È il momento degli sherpa nella intricata vicenda di Autostrade per l’Italia: da lunedì gli advisor di Atlantia sonderanno le intenzioni spagnole per impostare il lavoro delle prossime settimane. Dopo l’entrata in scena della Acs di Florentino Pérez, che prima con una lettera e poi con un comunicato ha manifestato il proprio interesse per Aspi, la holding infrastrutturale dei Benetton deve decidere il da farsi. Di fronte ha una sola opzione certa: l’offerta vincolante del consorzio guidato da Cassa depositi e prestiti e a cui partecipano i fondi internazionali Blackstone e Macquarie, che valuta Autostrade 9,1 miliardi di euro riconoscendo pure eventuali ristori e richiedendo garanzie su indennizzi per 870 milioni. E una ancora del tutto incerta: quella, appunto, presentata dal miliardario spagnolo famoso nel mondo per essere il presidente del Real Madrid. Per ora Pérez è rimasto sul general-generico, dicendo che Aspi vale tra 9 e 10 miliardi. Ma non ha specificato tempi e modalità, se non che è pronta ad arruolare «altri potenziali investitori» come la Cdp che però non appare affatto intenzionata a giocare fino in fondo la sua partita con i fondi senza aprire a nuovi compromessi.
Nei giorni a venire, dunque, i consulenti finanziari di Atlantia - che sono Mediobanca, JpMorgan e BofA Merrill Lynch – cercheranno di capire i termini dell’operazione accennata dagli spagnoli. Anche per portare un quadro più chiaro al consiglio di Atlantia che tornerà a riunirsi giovedì, al massimo venerdì. Sarà probabilmente la prima di una serie di riunioni in cui i consiglieri, pressati dagli azionisti (a cominciare dal battagliero fondo Tci che punta ad alzare il prezzo), dovranno da un lato tirare le conclusioni sull’offerta di Cdp&Co, dall’altra capire se le intenzioni di Pérez, che finora agisce alla cieca, senza aver fatto un solo giorno di due diligence, l’esame approfondito che precede un’offerta complessa come quella su Autostrade per l’Italia.

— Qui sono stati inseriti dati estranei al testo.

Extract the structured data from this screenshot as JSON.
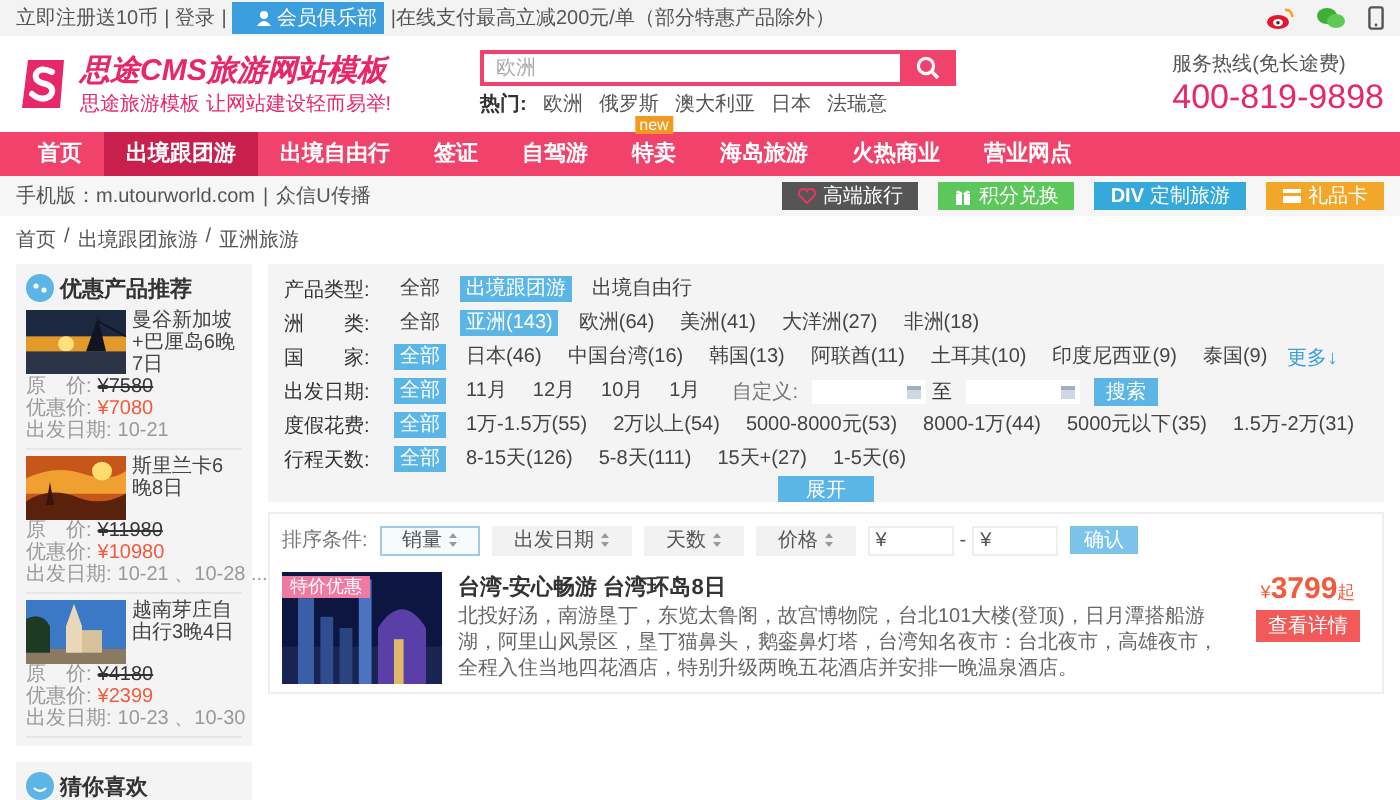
{
  "top_bar": {
    "items": [
      "立即注册送10币",
      "|",
      "登录",
      "|"
    ],
    "member_button": "会员俱乐部",
    "promo": "|在线支付最高立减200元/单（部分特惠产品除外）"
  },
  "header": {
    "logo_title": "思途CMS旅游网站模板",
    "tagline": "思途旅游模板 让网站建设轻而易举!",
    "search": {
      "placeholder": "欧洲"
    },
    "hot_label": "热门:",
    "hot_keywords": [
      "欧洲",
      "俄罗斯",
      "澳大利亚",
      "日本",
      "法瑞意"
    ],
    "hotline_label": "服务热线(免长途费)",
    "hotline": "400-819-9898"
  },
  "nav": [
    {
      "label": "首页",
      "selected": false
    },
    {
      "label": "出境跟团游",
      "selected": true
    },
    {
      "label": "出境自由行",
      "selected": false
    },
    {
      "label": "签证",
      "selected": false
    },
    {
      "label": "自驾游",
      "selected": false
    },
    {
      "label": "特卖",
      "selected": false,
      "badge": "new"
    },
    {
      "label": "海岛旅游",
      "selected": false
    },
    {
      "label": "火热商业",
      "selected": false
    },
    {
      "label": "营业网点",
      "selected": false
    }
  ],
  "sub_bar": {
    "mobile": "手机版：m.utourworld.com",
    "separator": "|",
    "wechat_text": "众信U传播",
    "buttons": [
      {
        "kind": "heart",
        "label": "高端旅行",
        "color": "#555555"
      },
      {
        "kind": "gift",
        "label": "积分兑换",
        "color": "#5cc85c"
      },
      {
        "kind": "div",
        "prefix": "DIV",
        "label": "定制旅游",
        "color": "#35a9d9"
      },
      {
        "kind": "card",
        "label": "礼品卡",
        "color": "#f2a728"
      }
    ]
  },
  "breadcrumb": [
    "首页",
    "/",
    "出境跟团旅游",
    "/",
    "亚洲旅游"
  ],
  "sidebar": {
    "title": "优惠产品推荐",
    "items": [
      {
        "title": "曼谷新加坡+巴厘岛6晚7日",
        "original_label": "原　价:",
        "original_price": "¥7580",
        "sale_label": "优惠价:",
        "sale_price": "¥7080",
        "date_label": "出发日期:",
        "dates": "10-21"
      },
      {
        "title": "斯里兰卡6晚8日",
        "original_label": "原　价:",
        "original_price": "¥11980",
        "sale_label": "优惠价:",
        "sale_price": "¥10980",
        "date_label": "出发日期:",
        "dates": "10-21 、10-28 ..."
      },
      {
        "title": "越南芽庄自由行3晚4日",
        "original_label": "原　价:",
        "original_price": "¥4180",
        "sale_label": "优惠价:",
        "sale_price": "¥2399",
        "date_label": "出发日期:",
        "dates": "10-23 、10-30"
      }
    ],
    "second_title": "猜你喜欢"
  },
  "filters": {
    "rows": [
      {
        "label": "产品类型:",
        "options": [
          {
            "text": "全部",
            "selected": false
          },
          {
            "text": "出境跟团游",
            "selected": true
          },
          {
            "text": "出境自由行",
            "selected": false
          }
        ]
      },
      {
        "label": "洲　　类:",
        "options": [
          {
            "text": "全部",
            "selected": false
          },
          {
            "text": "亚洲(143)",
            "selected": true
          },
          {
            "text": "欧洲(64)",
            "selected": false
          },
          {
            "text": "美洲(41)",
            "selected": false
          },
          {
            "text": "大洋洲(27)",
            "selected": false
          },
          {
            "text": "非洲(18)",
            "selected": false
          }
        ]
      },
      {
        "label": "国　　家:",
        "options": [
          {
            "text": "全部",
            "selected": true
          },
          {
            "text": "日本(46)",
            "selected": false
          },
          {
            "text": "中国台湾(16)",
            "selected": false
          },
          {
            "text": "韩国(13)",
            "selected": false
          },
          {
            "text": "阿联酋(11)",
            "selected": false
          },
          {
            "text": "土耳其(10)",
            "selected": false
          },
          {
            "text": "印度尼西亚(9)",
            "selected": false
          },
          {
            "text": "泰国(9)",
            "selected": false
          }
        ],
        "more": "更多↓"
      },
      {
        "label": "出发日期:",
        "options": [
          {
            "text": "全部",
            "selected": true
          },
          {
            "text": "11月",
            "selected": false
          },
          {
            "text": "12月",
            "selected": false
          },
          {
            "text": "10月",
            "selected": false
          },
          {
            "text": "1月",
            "selected": false
          }
        ],
        "custom": {
          "label": "自定义:",
          "to": "至",
          "button": "搜索"
        }
      },
      {
        "label": "度假花费:",
        "options": [
          {
            "text": "全部",
            "selected": true
          },
          {
            "text": "1万-1.5万(55)",
            "selected": false
          },
          {
            "text": "2万以上(54)",
            "selected": false
          },
          {
            "text": "5000-8000元(53)",
            "selected": false
          },
          {
            "text": "8000-1万(44)",
            "selected": false
          },
          {
            "text": "5000元以下(35)",
            "selected": false
          },
          {
            "text": "1.5万-2万(31)",
            "selected": false
          }
        ]
      },
      {
        "label": "行程天数:",
        "options": [
          {
            "text": "全部",
            "selected": true
          },
          {
            "text": "8-15天(126)",
            "selected": false
          },
          {
            "text": "5-8天(111)",
            "selected": false
          },
          {
            "text": "15天+(27)",
            "selected": false
          },
          {
            "text": "1-5天(6)",
            "selected": false
          }
        ]
      }
    ],
    "expand_button": "展开"
  },
  "sort_bar": {
    "label": "排序条件:",
    "options": [
      {
        "text": "销量",
        "selected": true
      },
      {
        "text": "出发日期",
        "selected": false
      },
      {
        "text": "天数",
        "selected": false
      },
      {
        "text": "价格",
        "selected": false
      }
    ],
    "currency": "¥",
    "dash": "-",
    "confirm": "确认"
  },
  "product": {
    "badge": "特价优惠",
    "title": "台湾-安心畅游 台湾环岛8日",
    "description": "北投好汤，南游垦丁，东览太鲁阁，故宫博物院，台北101大楼(登顶)，日月潭搭船游湖，阿里山风景区，垦丁猫鼻头，鹅銮鼻灯塔，台湾知名夜市：台北夜市，高雄夜市，全程入住当地四花酒店，特别升级两晚五花酒店并安排一晚温泉酒店。",
    "currency": "¥",
    "price": "3799",
    "price_suffix": "起",
    "details_button": "查看详情"
  }
}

Pérez e i Benetton si conoscono molto bene. Atlantia infatti, oltre ad avere 24% della società di costruzioni Hochtief (dove Acs ha il 50%), ha il 50% più un’azione di Abertis, dove Acs è consocia per l’altrà metà. Nei piani di Atlantia, Abertis è la piattaforma con cui procedere nello sviluppo all’estero, attraverso acquisizioni. L’intenzione del magnate spagnolo è quella di creare un polo europeo delle autostrade fondendo Aspi e Abertis. E, con l’aiuto di alleati, prenderne la guida. Secondo gli analisti di Ubs «la situazione è complessa, ma secondo noi un accordo creerebbe valore».
Sulla soluzione del caso Autostrade, nato in seguito alla tragedia del Ponte Morandi, è di nuovo stallo. Il nuovo governo non agita più lo spauracchio della revoca della concessione. Così, nonostante le rassicurazioni dei Benetton sulla disponibilità ad uscire (ma a condizioni di mercato) dalla concessionaria, anche la fretta sembra svanita. Il tempo, però, scarseggia. L’offerta di Cdp&Co, senza un’assemblea, scade il 16 aprile. Nel caso sia convocata l’assemblea, resterà sul tavolo, salvo proroghe, fino al 28 maggio. Se qualcuno vuole calare le carte, deve farlo in fretta. Ma assai difficilmente la Cdp e i suoi alleati alzeranno il prezzo. Mentre la politica sceglie toni più soft di un tempo, a immaginare soluzioni drastiche resta un outsider come Alessandro Di Battista: «Per me – dice all’agenzia Adnkronos l’ex esponente dei 5 Stelle – resta solo la revoca e la nazionalizzazione di Autostrade l'unica soluzione. Le autostrade sono state costruite con i soldi dei cittadini e i proprietari delle autostrade devono essere i cittadini, quindi lo Stato».